Ratgeber
Taktisches Training mit End of Nations

Viele Onlinespiele sorgen nur kurzweilig für Spaß und Euphorie, weil sie systematisch zu kurz gedacht wurden und keine ausreichenden Entwicklungsstufen anbieten - anders als aktuelle Computerspiele. Deutlich wird dies vor allem an den vielen relativ gleich aufgebauten Simulationsspielen, die weniger auf Fähigkeiten basieren denn auf bereits erarbeitete Ressourcen. Eine Art Lichtblick stellt hier das Spiel "End of Nations" dar, ein "Multiplayer Online Battle Arena"-Spiel im Bereich der Echtzeit-Strategiespiele. Der Aufbau dieses Spiels entspricht schematisch dem Aufbau einer Arena, die ein zentrales Gebäude beheimatet - unterschiedliche Helden und Einheiten unter dem Kommando des Spielers müssen koordiniert und befehligt werden, um zum Erfolg zu kommen.

Schnelle Entscheidungen sind gefragt

Da dieses Spiel in Echtzeit abläuft und dem Free-to-play-Spiel-Prinzip folgt, können sich Mehrheiten auf dem Schlachtfeld relativ schnell ändern. Der jeweilige Fortschritt eines Einzelnen und seines Teams hängt also davon ab, wie man die zur Verfügung stehenden Ressourcen nutzen und richtig bündeln kann. Die böse Seite wird durch den "Orden der Nationen" dargestellt, einer verblichenen Weltmacht im 21. Jahrhundert und verantwortlich für all die Unterdrückung und Tyrannei des gemeinen Volkes.
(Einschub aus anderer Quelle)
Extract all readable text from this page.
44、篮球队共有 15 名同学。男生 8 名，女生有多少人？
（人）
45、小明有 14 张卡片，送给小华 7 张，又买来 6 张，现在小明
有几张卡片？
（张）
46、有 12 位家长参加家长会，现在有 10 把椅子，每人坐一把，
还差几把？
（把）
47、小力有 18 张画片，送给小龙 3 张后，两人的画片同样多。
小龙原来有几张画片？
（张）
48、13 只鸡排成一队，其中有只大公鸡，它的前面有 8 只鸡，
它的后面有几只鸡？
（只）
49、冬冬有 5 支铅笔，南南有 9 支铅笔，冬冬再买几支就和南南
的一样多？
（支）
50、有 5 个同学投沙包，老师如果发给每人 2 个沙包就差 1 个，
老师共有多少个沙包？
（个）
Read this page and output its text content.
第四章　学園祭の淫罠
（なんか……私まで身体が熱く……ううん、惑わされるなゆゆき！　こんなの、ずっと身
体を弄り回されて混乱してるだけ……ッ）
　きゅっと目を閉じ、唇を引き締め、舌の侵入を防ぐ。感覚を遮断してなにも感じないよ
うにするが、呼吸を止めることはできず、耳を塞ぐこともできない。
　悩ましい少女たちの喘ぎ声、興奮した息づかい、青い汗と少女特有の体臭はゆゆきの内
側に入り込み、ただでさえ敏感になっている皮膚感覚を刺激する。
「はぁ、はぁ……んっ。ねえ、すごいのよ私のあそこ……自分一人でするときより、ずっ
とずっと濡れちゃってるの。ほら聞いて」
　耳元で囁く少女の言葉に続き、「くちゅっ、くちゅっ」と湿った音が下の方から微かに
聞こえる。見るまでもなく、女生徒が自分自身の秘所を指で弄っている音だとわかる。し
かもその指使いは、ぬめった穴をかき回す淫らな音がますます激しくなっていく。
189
Als Spieler tritt man hier in der Rolle eines Kommandeurs auf, welcher sich der Gemeinschaft und seiner eigenen Truppe erst noch beweisen muss.

Das Spiel ist als klassisches Clientgame mit Download aufgebaut, was einen kostenlosen Account beim Publisher Trion erforderlich macht. Entwicklungssprünge sind hier sehr schnell vollzogen, sodass auch Einsteiger relativ frühzeitig ihre erworbenen Kenntnisse und Fähigkeiten unter Beweis stellen können. Die erfolgreiche Beendigung von Missionen sorgt dafür, dass man mit Waffen, Technologien und letztlich auch neuen Einheiten ein wachsendes Heer aufbauen kann. Als taktisch aufgebautes Spiel kann hier sowohl der Kampf gegen konkurrierende Kommandeure wie auch gegen den "Orden der Nationen" aufgenommen werden. Basen und Stützpunkte sichern den Fortschritt, durch Erfahrungspunkte nach jeder gewonnenen Schlacht sind höhere Ränge und damit auch Erweiterungen der Kapazitäten möglich.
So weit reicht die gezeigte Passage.